The story is entirely nonsensical, never explaining what Ashley’s dance troupe ‘The Jingle Belles’ (definitely not The Rockettes for legal reasons) does the other 11 months of the year. Surely not rehearsal judging by the quality of performance we see at the start. And for a town with apparently zero gay people, there sure are a lot of buff men – all of whom have some connection to the bar that suddenly needs male strippers. Even the local barfly (Maxwell Caulfield) who literally just drinks beer all day turns out to be wreath body ready.

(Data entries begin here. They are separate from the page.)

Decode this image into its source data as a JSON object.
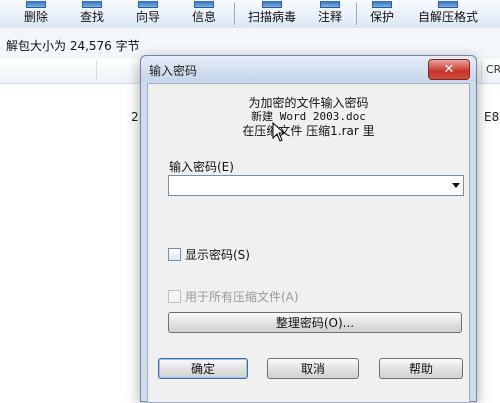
{
  "toolbar": {
    "buttons": [
      {
        "label": "删除",
        "icon": "delete-icon"
      },
      {
        "label": "查找",
        "icon": "find-icon"
      },
      {
        "label": "向导",
        "icon": "wizard-icon"
      },
      {
        "label": "信息",
        "icon": "info-icon"
      },
      {
        "label": "扫描病毒",
        "icon": "virus-scan-icon"
      },
      {
        "label": "注释",
        "icon": "comment-icon"
      },
      {
        "label": "保护",
        "icon": "protect-icon"
      },
      {
        "label": "自解压格式",
        "icon": "sfx-icon"
      }
    ]
  },
  "status": {
    "text": "解包大小为 24,576 字节"
  },
  "filelist": {
    "col_partial": "CR",
    "row_left": "2",
    "row_right": "E8"
  },
  "dialog": {
    "title": "输入密码",
    "close_label": "✕",
    "message": {
      "line1": "为加密的文件输入密码",
      "line2": "新建 Word 2003.doc",
      "line3": "在压缩文件 压缩1.rar 里"
    },
    "password_label": "输入密码(E)",
    "password_value": "",
    "show_password_label": "显示密码(S)",
    "all_archives_label": "用于所有压缩文件(A)",
    "organize_button": "整理密码(O)...",
    "ok_button": "确定",
    "cancel_button": "取消",
    "help_button": "帮助"
  },
  "colors": {
    "dialog_frame": "#cfdced",
    "close_button": "#c7352a",
    "toolbar_bg": "#dce7f5"
  }
}
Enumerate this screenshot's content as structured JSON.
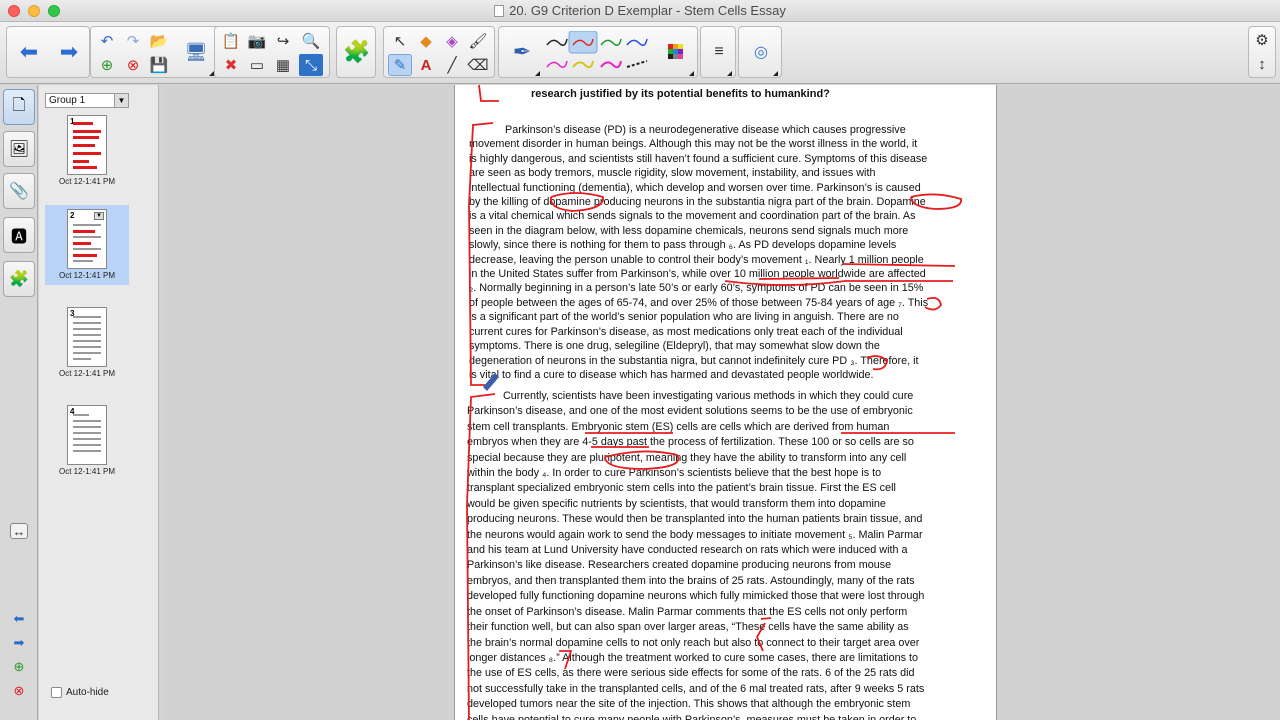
{
  "window": {
    "title": "20. G9 Criterion D Exemplar - Stem Cells Essay"
  },
  "sorter": {
    "group_label": "Group 1",
    "autohide_label": "Auto-hide",
    "pages": [
      {
        "number": "1",
        "date": "Oct 12-1:41 PM"
      },
      {
        "number": "2",
        "date": "Oct 12-1:41 PM"
      },
      {
        "number": "3",
        "date": "Oct 12-1:41 PM"
      },
      {
        "number": "4",
        "date": "Oct 12-1:41 PM"
      }
    ]
  },
  "colors": {
    "ink": "#e41e1e",
    "selection": "#b8d3f5",
    "accent": "#2b6cc4"
  },
  "document": {
    "heading": "research justified by its potential benefits to humankind?",
    "p1": [
      "            Parkinson’s disease (PD) is a neurodegenerative disease which causes progressive",
      "movement disorder in human beings. Although this may not be the worst illness in the world, it",
      "is highly dangerous, and scientists still haven’t found a sufficient cure. Symptoms of this disease",
      "are seen as body tremors, muscle rigidity, slow movement, instability, and issues with",
      "intellectual functioning (dementia), which develop and worsen over time. Parkinson’s is caused",
      "by the killing of dopamine producing neurons in the substantia nigra part of the brain. Dopamine",
      "is a vital chemical which sends signals to the movement and coordination part of the brain. As",
      "seen in the diagram below, with less dopamine chemicals, neurons send signals much more",
      "slowly, since there is nothing for them to pass through ₆. As PD develops dopamine levels",
      "decrease, leaving the person unable to control their body’s movement ₁. Nearly 1 million people",
      "in the United States suffer from Parkinson’s, while over 10 million people worldwide are affected",
      "₂. Normally beginning in a person’s late 50’s or early 60’s, symptoms of PD can be seen in 15%",
      "of people between the ages of 65-74, and over 25% of those between 75-84 years of age ₇. This",
      "is a significant part of the world’s senior population who are living in anguish. There are no",
      "current cures for Parkinson’s disease, as most medications only treat each of the individual",
      "symptoms. There is one drug, selegiline (Eldepryl), that may somewhat slow down the",
      "degeneration of neurons in the substantia nigra, but cannot indefinitely cure PD ₃. Therefore, it",
      "is vital to find a cure to disease which has harmed and devastated people worldwide."
    ],
    "p2": [
      "            Currently, scientists have been investigating various methods in which they could cure",
      "Parkinson’s disease, and one of the most evident solutions seems to be the use of embryonic",
      "stem cell transplants. Embryonic stem (ES) cells are cells which are derived from human",
      "embryos when they are 4-5 days past the process of fertilization. These 100 or so cells are so",
      "special because they are pluripotent, meaning they have the ability to transform into any cell",
      "within the body ₄. In order to cure Parkinson’s scientists believe that the best hope is to",
      "transplant specialized embryonic stem cells into the patient’s brain tissue. First the ES cell",
      "would be given specific nutrients by scientists, that would transform them into dopamine",
      "producing neurons. These would then be transplanted into the human patients brain tissue, and",
      "the neurons would again work to send the body messages to initiate movement ₅. Malin Parmar",
      "and his team at Lund University have conducted research on rats which were induced with a",
      "Parkinson’s like disease. Researchers created dopamine producing neurons from mouse",
      "embryos, and then transplanted them into the brains of 25 rats. Astoundingly, many of the rats",
      "developed fully functioning dopamine neurons which fully mimicked those that were lost through",
      "the onset of Parkinson’s disease. Malin Parmar comments that the ES cells not only perform",
      "their function well, but can also span over larger areas, “These cells have the same ability as",
      "the brain’s normal dopamine cells to not only reach but also to connect to their target area over",
      "longer distances ₈.” Although the treatment worked to cure some cases, there are limitations to",
      "the use of ES cells, as there were serious side effects for some of the rats. 6 of the 25 rats did",
      "not successfully take in the transplanted cells, and of the 6 mal treated rats, after 9 weeks 5 rats",
      "developed tumors near the site of the injection. This shows that although the embryonic stem",
      "cells have potential to cure many people with Parkinson’s, measures must be taken in order to"
    ]
  }
}
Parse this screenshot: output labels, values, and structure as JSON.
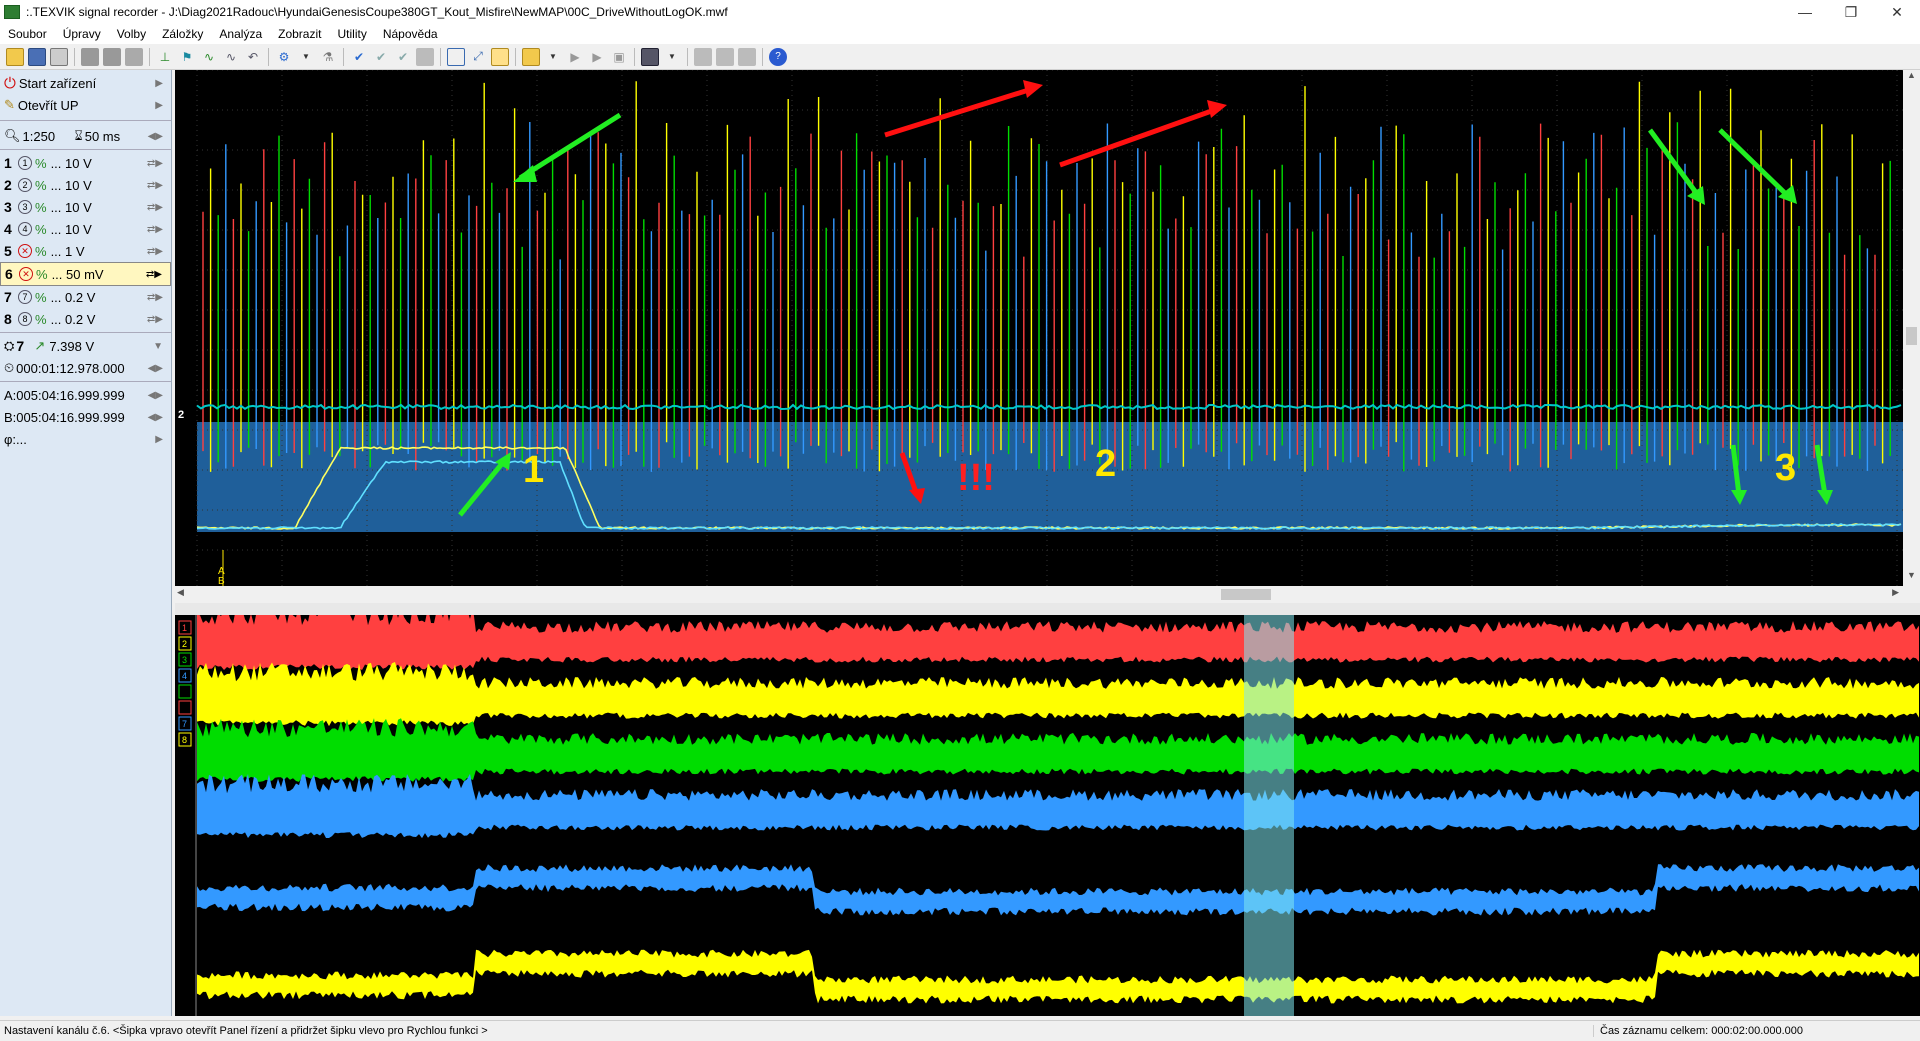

But again, no one was expecting logic from this flimsy Christmas-Magic Mike, even though the most festive thing about it is Beth Broderick’s frozen face – though Ashley’s hair makes the film less Sabrina the Teenage Witch and more The Worst Wig.
All that being said, the movie’s breezy tone and clear motivations easily beat the other two festive Netflix romcoms doing the rounds – namely the Lindsay Lohan Meet the Parents rip-off Our Little Secret; and Hot Frosty, a literally unwatchable creepfest about a sexy snowman, which they should have called Wanking in the Air.